Draw a diagonal line from corner to corner on the back of both the background square and the light contrast square.
Pair up the background square and a green square, right sides together, and sew a quarter inch from the center line you drew on the background square. This is key; instead of sewing on the line, this time it is a guide and you sew a quarter inch to the right of the line. Then turn the square and sew again a quarter inch from the other side of the drawn line.
Pair up the light contrast and the other green square and repeat, sewing on each side of the diagonal line you drew on the wrong side of the contrast square.
Using scissors or a ruler and rotary cutter, cut along the drawn line; each square will be cut into two right triangles, like this:
Press them open, pressing seams toward the green fabric. You will have four half-triangle squares like this. Two have a triangle of background fabric and two have a triangle of light contrast fabric.
On the squares that have the background fabric, draw a line on the back, from corner to corner, perpendicular to the seam. Pair a background/green square with a contrast/green square, right sides together as shown. Because you pressed the seams toward the green fabric, your seams will butt up against each other at this stage.
You want to be sure the seams butt up tightly, without overlapping or leaving a gap. This will ensure the four points meet in the center of the block. Pin to hold in place.
Sew a quarter inch from the drawn line, on each side of the line, the same as the step above. Cut the squares apart on the drawn line. You will have four pieces again.
Press the seams to one side (does not matter which direction you press). Your four squares should look like this:
Two opposing sides in the green star point fabric, one in the light contrast fabric, and one in the background fabric.
Next, we trim the blocks to size. I use the 4.5" fussy cut ruler from my Quilt In A Day Fussy Cut Rulers, but there are lots of other rulers out there specially for cutting quarter triangle square blocks. You need a ruler that has 90 degree diagonal lines marked on it. Line up the lines on the diagonal seams and cut to 4.5" square.

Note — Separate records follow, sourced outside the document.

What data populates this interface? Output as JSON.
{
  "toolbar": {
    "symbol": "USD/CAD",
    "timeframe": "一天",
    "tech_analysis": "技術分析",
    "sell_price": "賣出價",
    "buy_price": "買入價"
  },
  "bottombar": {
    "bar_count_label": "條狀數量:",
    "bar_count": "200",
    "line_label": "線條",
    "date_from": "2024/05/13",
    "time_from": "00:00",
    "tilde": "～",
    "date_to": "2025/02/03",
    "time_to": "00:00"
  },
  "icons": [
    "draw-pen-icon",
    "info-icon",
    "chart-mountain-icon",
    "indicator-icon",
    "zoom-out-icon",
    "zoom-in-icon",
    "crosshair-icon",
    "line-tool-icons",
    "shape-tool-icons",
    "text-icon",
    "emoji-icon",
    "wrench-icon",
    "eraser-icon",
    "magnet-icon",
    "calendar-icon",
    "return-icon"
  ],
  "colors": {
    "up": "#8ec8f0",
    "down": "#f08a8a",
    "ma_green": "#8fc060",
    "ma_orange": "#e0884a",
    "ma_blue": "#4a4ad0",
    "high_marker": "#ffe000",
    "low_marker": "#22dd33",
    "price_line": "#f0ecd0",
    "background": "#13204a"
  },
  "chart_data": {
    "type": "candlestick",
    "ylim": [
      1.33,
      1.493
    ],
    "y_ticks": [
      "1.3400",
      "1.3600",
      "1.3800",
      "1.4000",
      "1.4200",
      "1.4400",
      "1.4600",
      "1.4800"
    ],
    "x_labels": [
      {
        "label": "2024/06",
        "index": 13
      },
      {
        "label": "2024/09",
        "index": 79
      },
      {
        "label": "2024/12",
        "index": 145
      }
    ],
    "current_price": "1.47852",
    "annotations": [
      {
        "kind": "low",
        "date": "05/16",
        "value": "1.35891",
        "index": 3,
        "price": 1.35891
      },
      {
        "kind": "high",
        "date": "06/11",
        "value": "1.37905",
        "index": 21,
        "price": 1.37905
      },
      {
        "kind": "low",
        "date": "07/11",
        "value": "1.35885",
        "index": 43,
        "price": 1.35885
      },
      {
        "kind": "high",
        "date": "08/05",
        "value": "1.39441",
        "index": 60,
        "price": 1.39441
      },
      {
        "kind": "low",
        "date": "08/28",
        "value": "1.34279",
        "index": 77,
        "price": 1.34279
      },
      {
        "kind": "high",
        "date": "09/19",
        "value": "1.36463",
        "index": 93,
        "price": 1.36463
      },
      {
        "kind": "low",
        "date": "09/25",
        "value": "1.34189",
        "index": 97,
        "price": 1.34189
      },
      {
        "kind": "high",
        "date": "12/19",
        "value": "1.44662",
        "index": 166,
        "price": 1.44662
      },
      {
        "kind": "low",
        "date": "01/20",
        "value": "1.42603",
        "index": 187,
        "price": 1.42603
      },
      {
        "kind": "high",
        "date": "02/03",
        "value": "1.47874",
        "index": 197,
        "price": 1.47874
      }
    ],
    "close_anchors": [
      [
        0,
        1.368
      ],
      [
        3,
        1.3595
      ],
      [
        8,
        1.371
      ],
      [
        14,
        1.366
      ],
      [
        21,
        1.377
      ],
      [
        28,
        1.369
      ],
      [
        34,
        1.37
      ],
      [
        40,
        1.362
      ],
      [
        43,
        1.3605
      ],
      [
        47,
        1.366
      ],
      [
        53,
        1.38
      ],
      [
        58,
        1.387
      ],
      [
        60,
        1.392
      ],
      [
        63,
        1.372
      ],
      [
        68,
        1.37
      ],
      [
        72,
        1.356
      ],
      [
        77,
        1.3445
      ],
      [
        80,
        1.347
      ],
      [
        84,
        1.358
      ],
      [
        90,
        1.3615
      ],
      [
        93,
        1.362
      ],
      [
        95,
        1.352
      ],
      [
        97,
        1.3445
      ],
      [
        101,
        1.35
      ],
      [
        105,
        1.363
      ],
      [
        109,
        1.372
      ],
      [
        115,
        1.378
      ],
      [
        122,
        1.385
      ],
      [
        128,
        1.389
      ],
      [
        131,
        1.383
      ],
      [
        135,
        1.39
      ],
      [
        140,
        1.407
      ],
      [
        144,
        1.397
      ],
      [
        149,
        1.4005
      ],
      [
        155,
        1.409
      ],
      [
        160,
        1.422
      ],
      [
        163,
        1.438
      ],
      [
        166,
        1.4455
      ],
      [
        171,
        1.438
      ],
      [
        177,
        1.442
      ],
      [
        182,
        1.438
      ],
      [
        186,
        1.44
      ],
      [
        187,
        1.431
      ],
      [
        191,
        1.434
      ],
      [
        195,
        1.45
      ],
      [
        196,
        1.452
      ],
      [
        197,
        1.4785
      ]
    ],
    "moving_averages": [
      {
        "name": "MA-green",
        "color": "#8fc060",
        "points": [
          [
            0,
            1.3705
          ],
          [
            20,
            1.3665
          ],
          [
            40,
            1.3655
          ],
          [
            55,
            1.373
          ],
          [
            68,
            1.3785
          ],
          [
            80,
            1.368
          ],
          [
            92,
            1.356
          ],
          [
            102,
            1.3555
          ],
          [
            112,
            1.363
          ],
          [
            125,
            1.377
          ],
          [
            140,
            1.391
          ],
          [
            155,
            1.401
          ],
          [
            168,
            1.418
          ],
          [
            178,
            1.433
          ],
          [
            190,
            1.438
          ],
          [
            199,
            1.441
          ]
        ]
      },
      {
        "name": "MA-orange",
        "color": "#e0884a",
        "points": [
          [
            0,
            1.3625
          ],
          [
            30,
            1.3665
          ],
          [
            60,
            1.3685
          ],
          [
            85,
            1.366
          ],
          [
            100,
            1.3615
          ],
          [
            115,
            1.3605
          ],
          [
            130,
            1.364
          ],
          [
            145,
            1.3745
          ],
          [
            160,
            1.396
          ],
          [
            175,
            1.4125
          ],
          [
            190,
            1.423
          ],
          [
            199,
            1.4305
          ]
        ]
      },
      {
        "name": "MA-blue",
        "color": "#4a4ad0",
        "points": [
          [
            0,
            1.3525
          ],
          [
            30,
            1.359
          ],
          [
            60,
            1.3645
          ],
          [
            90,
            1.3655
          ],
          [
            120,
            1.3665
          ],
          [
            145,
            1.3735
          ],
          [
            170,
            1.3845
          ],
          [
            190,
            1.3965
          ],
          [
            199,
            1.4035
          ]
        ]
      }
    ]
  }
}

Here is the trimmed square. So far, it looks just like an hourglass block.
Now for the radical part, the cut that creates the look of the star block. Using a ruler (I am using a 6" square Olfa ruler here), you will trim the block down to 4.5" by 3.5" by trimming from the side with the contrast fabric triangle. Don't trim the background triangle!
You are cutting an inch from one side. (I know some of you are shuddering at the "waste" but this method is much easier than cutting out each shape using templates and then piecing individually. Instead, you get this complicated look using easy techniques.)
You have five pieces of the final block finished; put them on your block board and see how it looks.
(If you want to keep it simple, you can at this point use 3.5" squares of your background fabric for the corners of the block, instead of the pieced corners.)
To piece the corners, lay out the small red squares and the remaining background pieces to form the corners. Sew eight red squares to the ends of the eight background rectangles and four red squares between pairs of background squares. Press toward the red.
Sew the three resulting strips together to form the corner squares. I press these seams open to help keep the piece flat.
Put the block together on your block board. I sew the block together by working in rows across.
I chain piece without cutting the threads between the rows. This keeps everything together in the correct sequence. Press seams toward the star point blocks. This will allow the seams to butt when you put the rows together.
Sew the three rows together and press seams away from the center. You have finished one block!
Now, start again and make another one!
You can change the size of the final block by varying the size of the squares used for the hourglass blocks; a smaller square will yield a smaller final block (you will need to downsize all the other pieces too).